Apanhar boas ondas e passar uma mensagem. Nesta etapa em Ribeira d’Ilhas, o prize-money foi doado à Fundação Oceano Azul, da qual Frederico Morais é “Ocean Leader”, ou seja, embaixador: “À medida que vamos viajando e vendo as praias, o lixo e o pouco cuidado que há, vamos pensando cada vez mais nisto. O mar e a praia são a nossa casa, o nosso trabalho, onde mais gostamos de estar. Para ser honesto, como surfista não há pior que surfar uma água suja, cheia de plástico. O mar é das coisas mais bonitas que temos... E temos de o preservar. Poder juntar uma causa que eu gosto, que me sinto confortável em abraçar, que vai de encontro aos meus valores, poder fazer isso de coração aberto e juntar isso ao meu trabalho que é o surf, acho que era o mais certo. Assim, posso chegar às pessoas e sensibilizá-las. Só todos juntos conseguimos fazer a diferença.”

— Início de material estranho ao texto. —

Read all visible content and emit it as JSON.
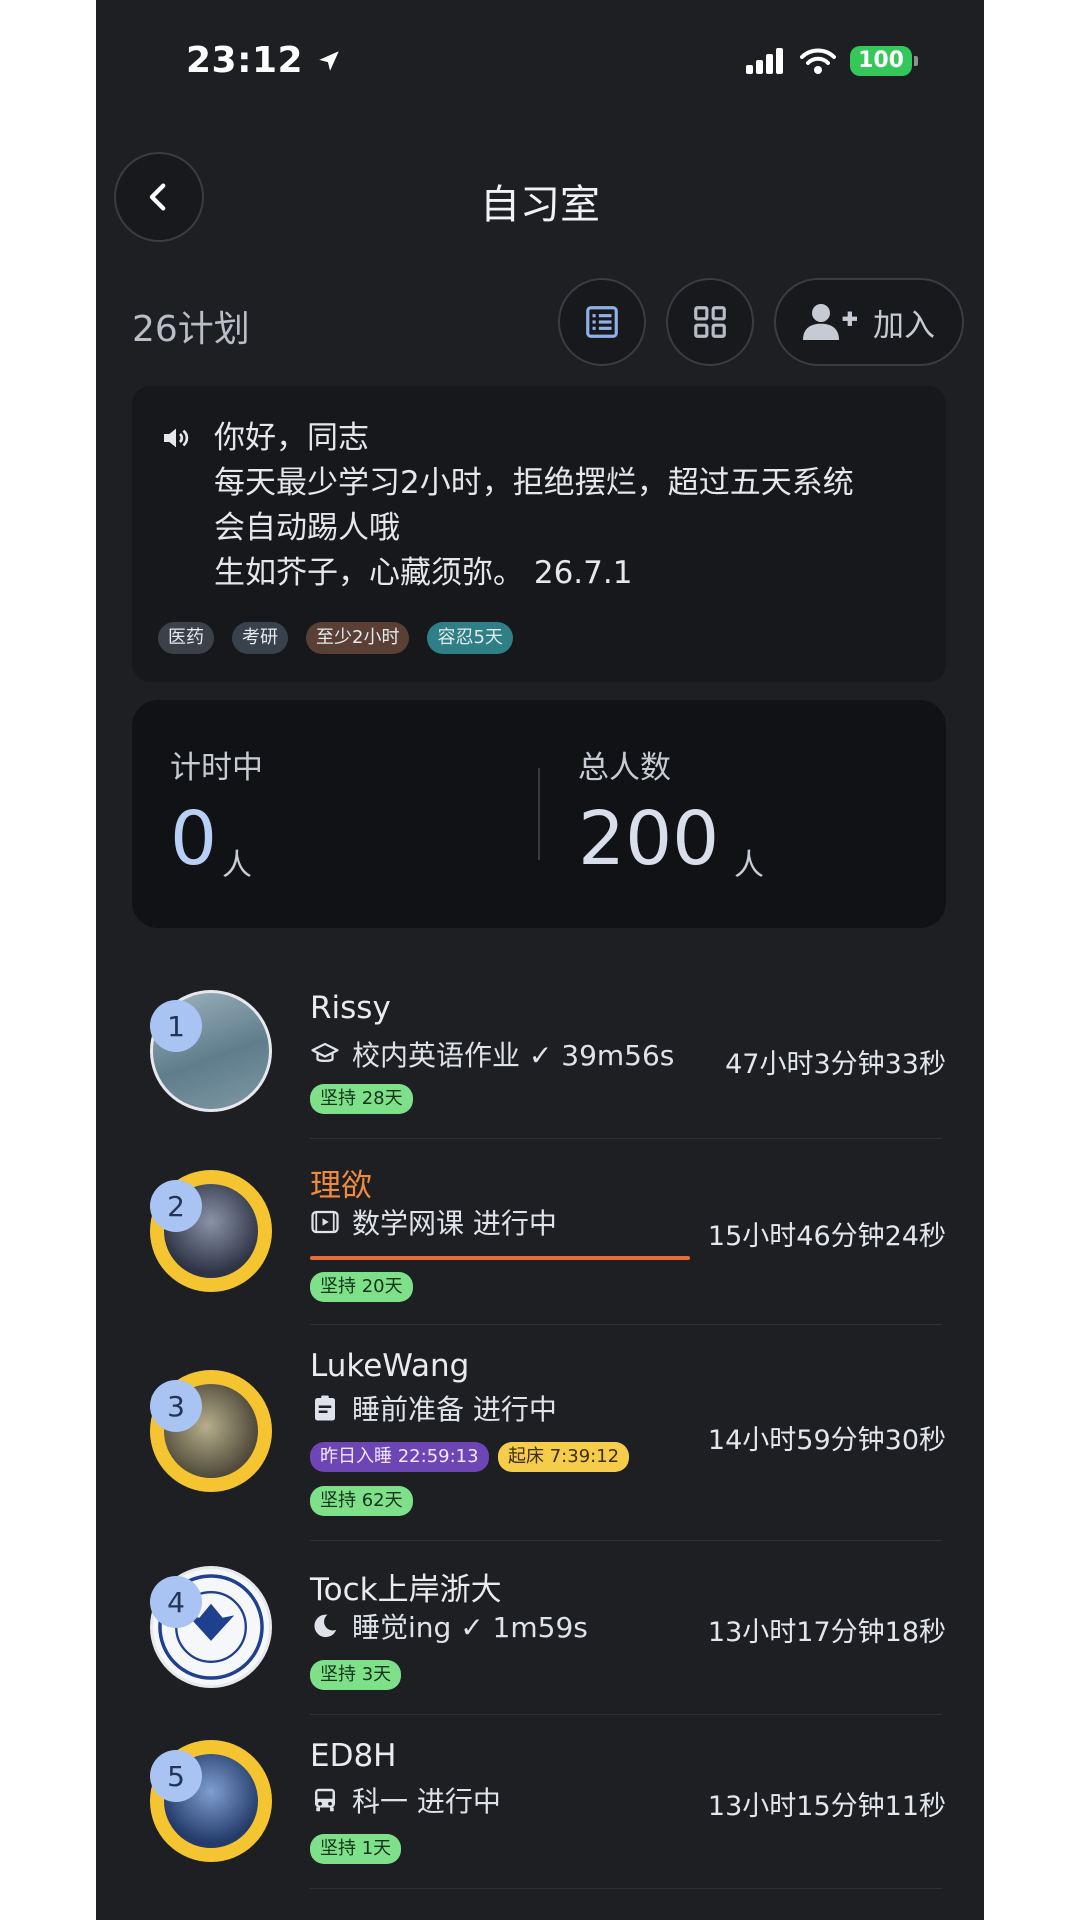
{
  "status_bar": {
    "time": "23:12",
    "battery": "100"
  },
  "header": {
    "title": "自习室"
  },
  "toolbar": {
    "plan_count": "26计划",
    "join_label": "加入"
  },
  "notice": {
    "lines": [
      "你好，同志",
      "每天最少学习2小时，拒绝摆烂，超过五天系统",
      "会自动踢人哦",
      "生如芥子，心藏须弥。 26.7.1"
    ],
    "tags": [
      "医药",
      "考研",
      "至少2小时",
      "容忍5天"
    ]
  },
  "stats": {
    "timing_label": "计时中",
    "timing_value": "0",
    "timing_unit": "人",
    "total_label": "总人数",
    "total_value": "200",
    "total_unit": "人"
  },
  "members": [
    {
      "rank": "1",
      "name": "Rissy",
      "task": "校内英语作业 ✓ 39m56s",
      "total": "47小时3分钟33秒",
      "streak": "坚持 28天"
    },
    {
      "rank": "2",
      "name": "理欲",
      "task": "数学网课 进行中",
      "total": "15小时46分钟24秒",
      "streak": "坚持 20天"
    },
    {
      "rank": "3",
      "name": "LukeWang",
      "task": "睡前准备 进行中",
      "total": "14小时59分钟30秒",
      "sleep": "昨日入睡 22:59:13",
      "wake": "起床 7:39:12",
      "streak": "坚持 62天"
    },
    {
      "rank": "4",
      "name": "Tock上岸浙大",
      "task": "睡觉ing ✓ 1m59s",
      "total": "13小时17分钟18秒",
      "streak": "坚持 3天"
    },
    {
      "rank": "5",
      "name": "ED8H",
      "task": "科一 进行中",
      "total": "13小时15分钟11秒",
      "streak": "坚持 1天"
    }
  ],
  "icons": [
    "back-icon",
    "location-arrow-icon",
    "signal-icon",
    "wifi-icon",
    "list-view-icon",
    "grid-view-icon",
    "add-user-icon",
    "speaker-icon",
    "graduation-cap-icon",
    "video-icon",
    "clipboard-icon",
    "moon-icon",
    "car-icon"
  ]
}
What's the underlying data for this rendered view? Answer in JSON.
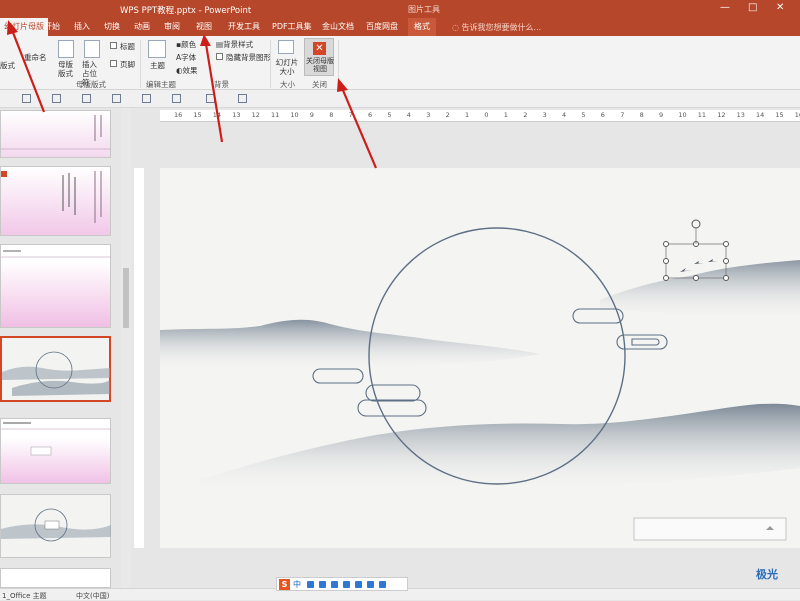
{
  "titlebar": {
    "title": "WPS PPT教程.pptx - PowerPoint",
    "tool_tab": "图片工具",
    "min": "—",
    "max": "□",
    "close": "✕"
  },
  "tabs": {
    "active": "幻灯片母版",
    "items": [
      "开始",
      "插入",
      "切换",
      "动画",
      "审阅",
      "视图",
      "开发工具",
      "PDF工具集",
      "金山文档",
      "百度网盘"
    ],
    "format": "格式",
    "search": "告诉我您想要做什么..."
  },
  "ribbon": {
    "edit_theme_group": {
      "left_labels": [
        "版式",
        "重命名"
      ],
      "master_layout": "母版版式",
      "insert_placeholder": "插入占位符",
      "title_check": "标题",
      "footer_check": "页脚",
      "group_label": "母版版式"
    },
    "theme": "主题",
    "colors": "颜色",
    "fonts": "字体",
    "effects": "效果",
    "edit_theme_label": "编辑主题",
    "bg_styles": "背景样式",
    "hide_bg": "隐藏背景图形",
    "bg_label": "背景",
    "slide_size": "幻灯片大小",
    "size_label": "大小",
    "close_master": "关闭母版视图",
    "close_label": "关闭"
  },
  "ruler": {
    "labels": [
      "16",
      "15",
      "14",
      "13",
      "12",
      "11",
      "10",
      "9",
      "8",
      "7",
      "6",
      "5",
      "4",
      "3",
      "2",
      "1",
      "0",
      "1",
      "2",
      "3",
      "4",
      "5",
      "6",
      "7",
      "8",
      "9",
      "10",
      "11",
      "12",
      "13",
      "14",
      "15",
      "16"
    ]
  },
  "status": {
    "theme": "1_Office 主题",
    "lang": "中文(中国)",
    "ime_letter": "S",
    "ime_mode": "中"
  },
  "watermark": "极光",
  "colors": {
    "accent": "#b7472a",
    "selected_thumb": "#d24726",
    "arrow": "#cc1f1a",
    "circle": "#5d6f85"
  }
}
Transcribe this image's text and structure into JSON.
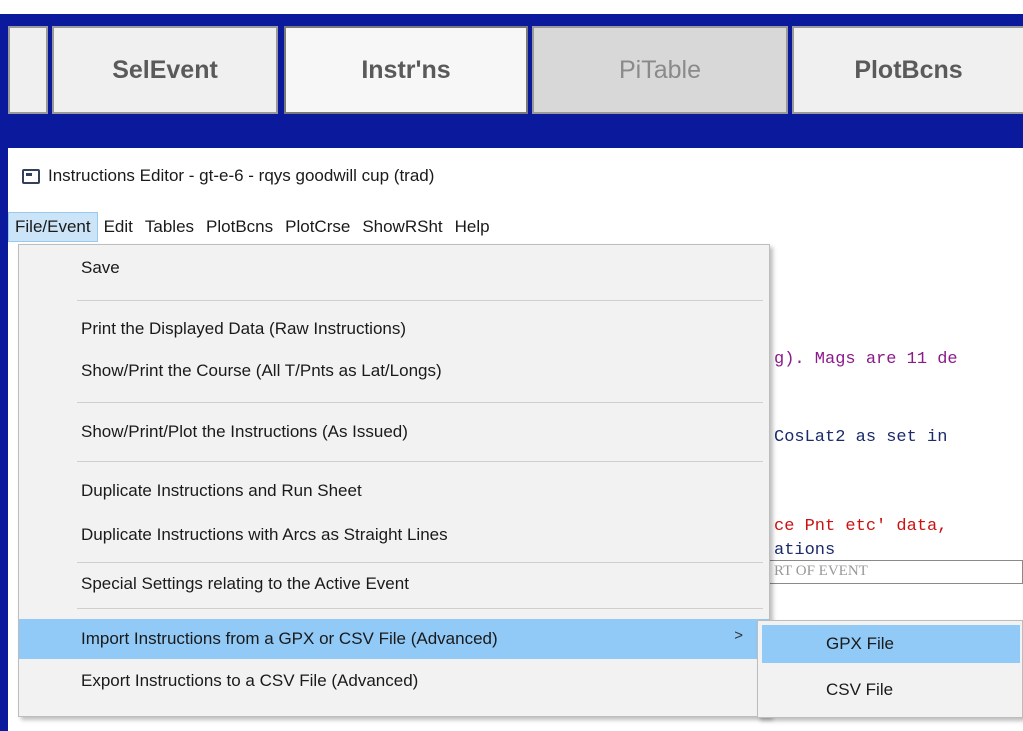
{
  "tabs": [
    {
      "label": ""
    },
    {
      "label": "SelEvent"
    },
    {
      "label": "Instr'ns"
    },
    {
      "label": "PiTable"
    },
    {
      "label": "PlotBcns"
    }
  ],
  "window": {
    "title": "Instructions Editor - gt-e-6 - rqys goodwill cup (trad)"
  },
  "menubar": {
    "items": [
      {
        "label": "File/Event"
      },
      {
        "label": "Edit"
      },
      {
        "label": "Tables"
      },
      {
        "label": "PlotBcns"
      },
      {
        "label": "PlotCrse"
      },
      {
        "label": "ShowRSht"
      },
      {
        "label": "Help"
      }
    ]
  },
  "file_menu": {
    "items": [
      {
        "label": "Save"
      },
      {
        "label": "Print the Displayed Data (Raw Instructions)"
      },
      {
        "label": "Show/Print the Course (All T/Pnts as Lat/Longs)"
      },
      {
        "label": "Show/Print/Plot the Instructions (As Issued)"
      },
      {
        "label": "Duplicate Instructions and Run Sheet"
      },
      {
        "label": "Duplicate Instructions with Arcs as Straight Lines"
      },
      {
        "label": "Special Settings relating to the Active Event"
      },
      {
        "label": "Import Instructions from a GPX or CSV File (Advanced)",
        "submenu_arrow": ">"
      },
      {
        "label": "Export Instructions to a CSV File (Advanced)"
      }
    ]
  },
  "import_submenu": {
    "items": [
      {
        "label": "GPX File"
      },
      {
        "label": "CSV File"
      }
    ]
  },
  "background_text": {
    "line1": "g). Mags are 11 de",
    "line2": "CosLat2 as set in",
    "line3": "ce Pnt etc' data, ",
    "line4": "ations",
    "line5": "RT OF EVENT"
  },
  "colors": {
    "header_blue": "#0b1a9c",
    "menu_highlight": "#91c9f7",
    "menubar_active": "#cce4f7"
  }
}
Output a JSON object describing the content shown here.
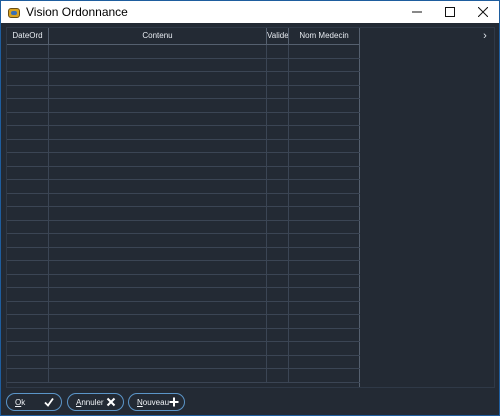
{
  "window": {
    "title": "Vision Ordonnance",
    "icon": "app-icon",
    "controls": [
      "minimize-icon",
      "maximize-icon",
      "close-icon"
    ]
  },
  "grid": {
    "columns": [
      "DateOrd",
      "Contenu",
      "Valide",
      "Nom Medecin"
    ],
    "rows": [],
    "scroll_right_glyph": "›"
  },
  "footer": {
    "ok": {
      "mnemonic": "O",
      "rest": "k",
      "icon": "check-icon"
    },
    "annuler": {
      "mnemonic": "A",
      "rest": "nnuler",
      "icon": "close-x-icon"
    },
    "nouveau": {
      "mnemonic": "N",
      "rest": "ouveau",
      "icon": "plus-icon"
    }
  },
  "colors": {
    "background": "#232a34",
    "grid_line": "#3b4554",
    "button_border": "#5b95c8",
    "text": "#e8ecf2"
  }
}
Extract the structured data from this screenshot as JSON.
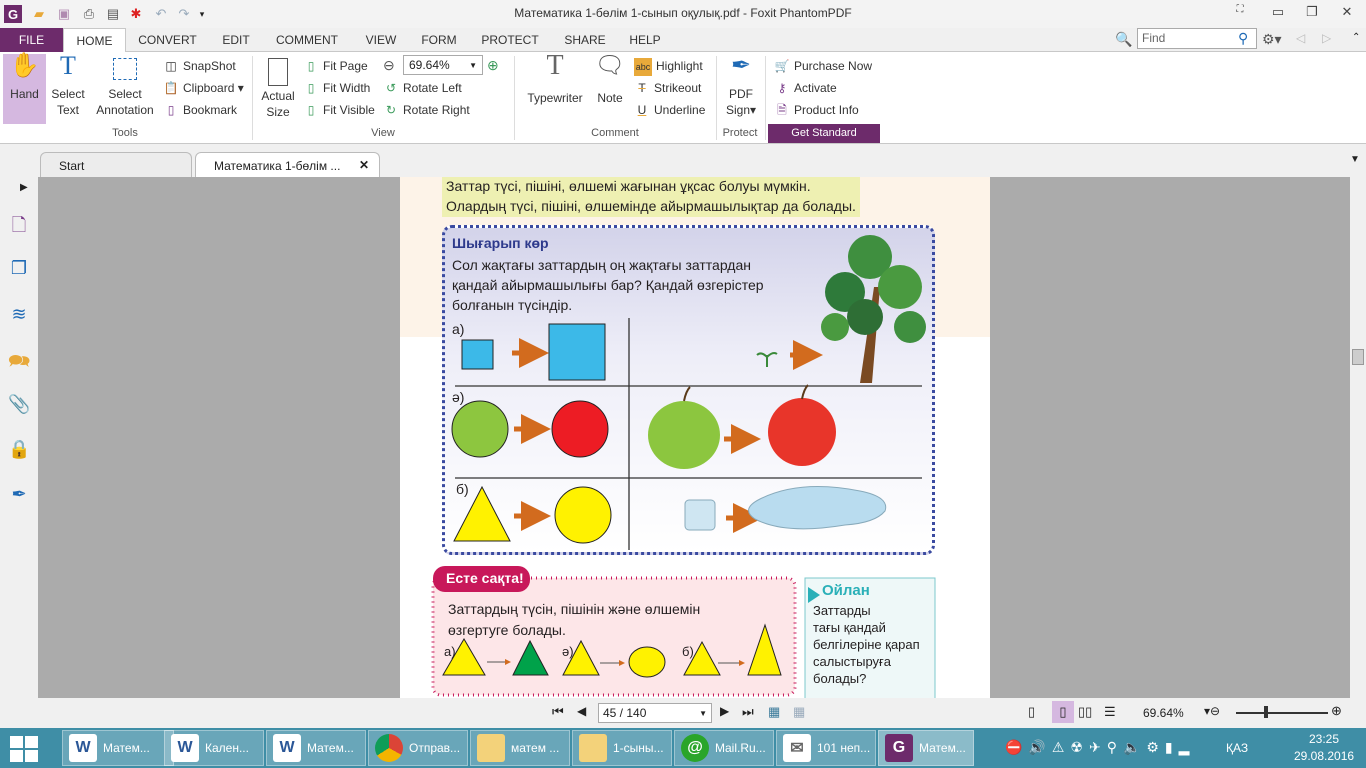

E será pelo mundo, enquanto o único surfista português a competir no mundial, que Kikas vai levar a mensagem. Para já, vai pensando no próximo destino, antes do arranque da época, não sem antes marcar presença na última etapa do campeonato nacional, que acontece entre 15 e 17 de Outubro, em Cascais. “Não quero faltar, quando o título nacional está em disputa. Até lá, fico por cá a treinar. Depois começa o Inverno, começamos a ter boas ondas aqui em Portugal, penso em ir até à Madeira, Indonésia... E mal confirmem a 100% o arranque da temporada, é ir para o Havai e começar a treinar e preparar o início da época”, conclui Frederico Morais.